Revisiting Classic French Pastry

Since the very beginning of my career as a pastry chef, I have always tried to keep one foot in the classics, while simultaneously pursuing new techniques and flavor combinations.

While there are certainly a number of pastry chefs who have legitimately invented new techniques, I’m not one of them. If I had to apply a label to what I do, it might be ‘new’ or ‘inventive’ interpretations of classics—embracing the challenge of pushing ideas through my own filter and perspective. As time has progressed, I'd like to think my desserts have continued to become more mature, refined, and to the point. At the end of the day, all that matters is taste.

Caramelizing bananas for a reimagined mille feuille.
Caramelizing bananas for a reimagined mille-feuille.

Lately, I’ve enjoyed returning back to "basics" but viewing them through a "modernist" lens. My process is an effort to rework and better understand the building blocks of pastry by focusing on the technique—refining processes, while simultaneously introducing newer ideas, ingredients, and techniques. The concept of ‘traditional’ or classic’ must be elastic and allow for new ideas to be incorporated into the ever expanding and evolving canon of fundamentals.  

With something like pâte à choux or puff pastry, most cooks learn one recipe as a student or apprentice and stick with it their entire career; they take it for granted as a mere vehicle for something else if they even know how to make it all. I’ve been looking to better understand the mechanics of "basics" like choux, to refine the recipe and techniques. In part, the goal is to maximize quality and consistency, but we can also use such methods to demonstrate the logistics of production, something that pastry students tend to overlook until they enter the workforce. 

Paris Brest revisited, as a crunchy choux "eclairs". Mille Feuille with shattered chocolate and caramelized banana.
Traditional Paris Brest, juxtaposed with a new interpretation: crunchy choux paste "eclair"

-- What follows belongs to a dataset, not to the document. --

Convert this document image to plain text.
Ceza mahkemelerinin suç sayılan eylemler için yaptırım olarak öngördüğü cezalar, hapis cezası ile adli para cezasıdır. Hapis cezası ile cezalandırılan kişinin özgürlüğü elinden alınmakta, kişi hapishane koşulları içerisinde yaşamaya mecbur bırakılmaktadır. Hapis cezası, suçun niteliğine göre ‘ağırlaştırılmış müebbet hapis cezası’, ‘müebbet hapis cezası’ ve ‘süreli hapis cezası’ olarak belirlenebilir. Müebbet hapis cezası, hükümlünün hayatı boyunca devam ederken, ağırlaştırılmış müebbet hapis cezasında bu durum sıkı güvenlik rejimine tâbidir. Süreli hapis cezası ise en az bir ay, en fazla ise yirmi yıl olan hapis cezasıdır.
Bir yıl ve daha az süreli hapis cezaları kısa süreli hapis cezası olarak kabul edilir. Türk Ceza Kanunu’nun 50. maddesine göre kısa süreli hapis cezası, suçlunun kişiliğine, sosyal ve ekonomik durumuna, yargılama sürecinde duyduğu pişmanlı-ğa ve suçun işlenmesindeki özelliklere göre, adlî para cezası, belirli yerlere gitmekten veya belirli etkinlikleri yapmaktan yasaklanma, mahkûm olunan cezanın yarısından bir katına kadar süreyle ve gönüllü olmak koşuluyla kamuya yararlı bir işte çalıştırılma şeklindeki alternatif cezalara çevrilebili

Another of my priorities is to introduce and explain more of the underlying science of what we do as pastry chefs. It’s important to understand the basic composition, structure, and function of our ingredients, and I believe it should be taught early. Basic preparations such as simple dough, caramel or pastry cream can be a path toward understanding the complex interactions of ingredients and techniques—an understanding that ultimately leads to being a better, more informed cook. 

michael tight shot w desserts
Demonstrating "wet method" caramel production.

Whether following a strict approach or applying an inventive twist to these classics, I like to emphasize not only proper technique and attention to detail but also the idea that pastry chefs must also think like architects. We need to move beyond external appearance and consider how we layer flavors and textures, the proportion and position of each component, and most importantly, how those elements are eaten and experienced by the client. And because young cooks tend to think ‘more is more’, revisiting the basics can help introduce the idea of restraint and minimal, concise presentation. In the early stages of creation, we tend to add to a dish, but it's the point at which we begin to subtract elements that some degree of ‘essence’ is revealed.